Zwei Solarparks Neurott 

Auch die beiden Solarparks auf dem Gemeindegebiet von Neunkirchen und Neckarkatzenbach wurden eingehend von den Trägern öffentlicher Belange geprüft. Der Regionalverband beschied, dass die Planung mit der Zielsetzung des regionalen Grünzugs vereinbar sei, da der Gesetzgeber diesen für Photovoltaikprojekte geöffnet habe. Die Beläge der Zuwegungen sollen nicht allgemein durchlässig sein, sondern nur, wenn das Niederschlagswasser nicht verunreinigt ist. Zur Frage der Gewerbeaufsicht nach einer Blendwirkung der Module wurde ermittelt, dass die Bebauung weit genug entfernt und die Blendwirkung unerheblich sei. Wegen der Bedenken des Bundes für Umwelt und Naturschutz werden zwei Korridore von je zwei Metern Breite freigehalten. Außerdem wird eine Unterbrechung des umgebenden Zaunes eingeplant, um dem Wild einen Durchschlupf zu gewähren. Ein Gemeinderat bat darum, die Möglichkeit der Wiederumwandlung in eine Ackerfläche beim Bau des Solarparks mit zu bedenken. 

Die PV-Anlage Neckarkatzenbach liegt im Landschaftsschutzgebiet und erfordert daher ein Zonierungsverfahren für die konkret beplante Fläche, das die Verwaltung anstrebe, so Katharina Hafner. Am Krebsbach habe man einen Gewässerrandstreifen aus dem Bebauungsplan herausgenommen, sodass die Module nicht zu dicht am Bach stehen. Beide Bebauungspläne wurden einstimmig mit einer Enthaltung zur Offenlegung freigegeben. 

Kindergartenplanung 

Rechnungsamtsleiterin Judith Kuhn erläuterte, dass die Auslastung der beiden U3-Kindergartengruppen von 21 Kleinkindern im Jahr 2023 auf aktuell 14 Kinder zurückgegangen sei. Dies bedeute jetzt schon 100.000 Euro weniger an Landeszuschüssen. Um auf diese Entwicklung zu reagieren und langfristig eine wirtschaftliche Auslastung der Gruppen zu gewährleisten, habe sich die Gemeindeverwaltung in Abstimmung mit den Kindergartenleitungen Gedanken über mögliche Maßnahmen gemacht. Da man eine Schließung einer Gruppe inklusive Personalabbau nicht wolle, strebe man eine moderate Senkung der Elternbeiträge an. Dies solle auch Familien mit geringerem Einkommen die Möglichkeit der Teilnahme an frühkindlicher Bildung geben. Denn jedes Kind verdiene – unabhängig von der finanziellen Situation der Eltern – einen guten Start ins Leben und faire Bildungschancen von Anfang an. Außerdem wolle die Gemeinde auch Kindern aus Nachbargemeinden die Aufnahme in einer Gruppe für unter Dreijährige ermöglichen. 

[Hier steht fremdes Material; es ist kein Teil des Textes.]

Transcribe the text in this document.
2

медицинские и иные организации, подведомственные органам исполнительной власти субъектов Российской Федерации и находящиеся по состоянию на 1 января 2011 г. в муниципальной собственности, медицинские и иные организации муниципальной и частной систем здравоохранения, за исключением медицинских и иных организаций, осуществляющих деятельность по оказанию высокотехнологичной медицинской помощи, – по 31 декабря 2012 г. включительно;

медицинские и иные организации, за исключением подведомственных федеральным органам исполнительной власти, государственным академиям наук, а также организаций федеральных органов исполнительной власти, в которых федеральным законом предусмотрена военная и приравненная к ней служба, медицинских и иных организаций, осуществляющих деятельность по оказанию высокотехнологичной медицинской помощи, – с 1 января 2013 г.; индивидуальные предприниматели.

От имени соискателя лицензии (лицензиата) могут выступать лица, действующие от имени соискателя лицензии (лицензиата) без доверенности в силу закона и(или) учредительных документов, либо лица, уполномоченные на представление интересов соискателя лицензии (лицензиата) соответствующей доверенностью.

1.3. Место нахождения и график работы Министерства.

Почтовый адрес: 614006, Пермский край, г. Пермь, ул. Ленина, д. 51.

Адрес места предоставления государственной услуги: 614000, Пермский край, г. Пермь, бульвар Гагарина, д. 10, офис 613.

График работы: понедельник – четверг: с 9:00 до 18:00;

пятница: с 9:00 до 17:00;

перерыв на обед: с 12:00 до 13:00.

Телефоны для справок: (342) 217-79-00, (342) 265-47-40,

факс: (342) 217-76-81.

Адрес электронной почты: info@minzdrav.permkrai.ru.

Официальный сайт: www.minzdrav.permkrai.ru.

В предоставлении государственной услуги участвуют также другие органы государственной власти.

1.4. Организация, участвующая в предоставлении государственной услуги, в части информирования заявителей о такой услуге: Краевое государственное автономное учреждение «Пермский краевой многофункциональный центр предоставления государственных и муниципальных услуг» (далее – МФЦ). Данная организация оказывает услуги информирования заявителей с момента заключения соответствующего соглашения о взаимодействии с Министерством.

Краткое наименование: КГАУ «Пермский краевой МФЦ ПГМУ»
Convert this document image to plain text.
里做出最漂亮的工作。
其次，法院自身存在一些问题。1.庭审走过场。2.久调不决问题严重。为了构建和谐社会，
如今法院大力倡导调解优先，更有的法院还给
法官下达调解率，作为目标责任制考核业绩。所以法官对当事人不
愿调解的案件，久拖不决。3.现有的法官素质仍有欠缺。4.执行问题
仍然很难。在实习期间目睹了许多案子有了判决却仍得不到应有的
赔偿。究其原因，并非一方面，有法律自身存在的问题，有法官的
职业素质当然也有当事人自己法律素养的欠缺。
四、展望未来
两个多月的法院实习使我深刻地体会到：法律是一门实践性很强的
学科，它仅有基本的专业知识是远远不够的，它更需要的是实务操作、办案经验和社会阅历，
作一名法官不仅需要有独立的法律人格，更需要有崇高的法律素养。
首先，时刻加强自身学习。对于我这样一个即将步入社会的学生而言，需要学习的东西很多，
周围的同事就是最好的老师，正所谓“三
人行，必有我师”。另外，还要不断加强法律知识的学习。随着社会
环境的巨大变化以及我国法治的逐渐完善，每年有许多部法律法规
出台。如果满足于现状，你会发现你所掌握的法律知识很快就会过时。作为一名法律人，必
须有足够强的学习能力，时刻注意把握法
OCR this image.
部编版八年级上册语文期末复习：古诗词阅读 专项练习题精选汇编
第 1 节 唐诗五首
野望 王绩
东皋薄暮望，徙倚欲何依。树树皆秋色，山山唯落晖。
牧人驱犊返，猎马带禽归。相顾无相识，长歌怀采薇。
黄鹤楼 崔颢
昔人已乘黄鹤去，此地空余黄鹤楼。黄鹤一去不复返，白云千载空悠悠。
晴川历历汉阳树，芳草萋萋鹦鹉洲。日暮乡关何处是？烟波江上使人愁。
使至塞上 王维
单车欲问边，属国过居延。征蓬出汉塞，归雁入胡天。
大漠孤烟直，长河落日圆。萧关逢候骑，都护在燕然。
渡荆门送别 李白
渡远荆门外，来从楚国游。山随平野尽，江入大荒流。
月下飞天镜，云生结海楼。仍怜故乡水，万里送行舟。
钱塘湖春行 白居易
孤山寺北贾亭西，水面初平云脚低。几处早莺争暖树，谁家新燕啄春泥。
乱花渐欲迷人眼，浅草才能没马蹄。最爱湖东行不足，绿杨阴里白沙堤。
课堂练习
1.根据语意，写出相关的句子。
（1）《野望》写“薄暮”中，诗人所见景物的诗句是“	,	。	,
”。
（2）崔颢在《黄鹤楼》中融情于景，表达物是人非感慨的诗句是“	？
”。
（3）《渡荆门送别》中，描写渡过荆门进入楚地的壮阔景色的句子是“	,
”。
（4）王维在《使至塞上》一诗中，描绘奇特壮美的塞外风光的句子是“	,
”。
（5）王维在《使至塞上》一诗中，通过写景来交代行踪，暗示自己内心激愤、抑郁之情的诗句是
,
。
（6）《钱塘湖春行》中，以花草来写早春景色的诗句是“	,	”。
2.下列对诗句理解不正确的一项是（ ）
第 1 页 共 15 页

Ab dem Kindergartenjahr 2025/2026 soll die Kindergartengebühr für Kleinkinder gestaffelt werden, und zwar 300 Euro (statt 389 Euro) für Familien mit einem Kind, 270 Euro (statt 346 Euro) für Familien mit zwei Kindern, 200 Euro (statt 272 Euro) für Familien mit drei Kindern und 150 Euro (statt 191 Euro) für Familien mit vier und mehr Kindern. Der Gemeinderat beschloss diese Regelung einstimmig. Außerdem stimmte der Gemeinderat einstimmig für die Änderung eines Bauantrags zum Bau einer landwirtschaftlichen Halle. 

Aus nichtöffentlicher Sitzung gab Bürgermeister Bernhard Knörzer bekannt, dass der Gemeinderat einer Darlehensaufnahme für den Eigenbetrieb Energie Neunkirchen zugestimmt habe. Außerdem votierte der Rat für Grundstückszukäufe im Rahmen der gefassten Beschlüsse zu Flurneuordnung und Hochwasserschutz. Im Anschluss an die Beratungen tauschte sich der Rat über die Straßensperrungen wegen der Baumaßnahmen in Neunkirchen aus. Es gebe Grund zur Klage, denn die Sperrungen würden ignoriert, so Bürgermeister Knörzer. Einige Verkehrsteilnehmer wichen auch auf Feld- und Waldwege aus, was gesetzlich verboten und nur für wenige direkte Anlieger zulässig sei. Die Verwaltung habe als Ortspolizeibehörde nur begrenzte Möglichkeiten, dieses Verhalten zu unterbinden. 

Informationen des Bürgermeisters 

  • Die Straßenbaumaßnahmen am „Kroneneck“ sind zügig verlaufen und im Zeit- und Budgetplan abgearbeitet worden. Derzeit ist die Straße nach Schwarzach gesperrt und die Ludwigstraße ebenfalls im Bau. In vier Wochen soll die Bushaltestelle dort wieder in Betrieb sein. 
  • Die Heizzentrale ist bis auf Restarbeiten fertiggestellt. Die Bevölkerung ist zur offiziellen Inbetriebnahme am 30. Mai herzlich eingeladen. 
  • Auch die Baumaßnahme Zeilweg ist gut im Plan. Bis zum Hotel Stumpf sind die Straßendecke und der gehwegnahe Ausbau beendet. Jetzt werden die Arbeiten in Richtung Waldrand fortgesetzt; zuletzt wird die Straße „Am Hackwald“ ausgebaut.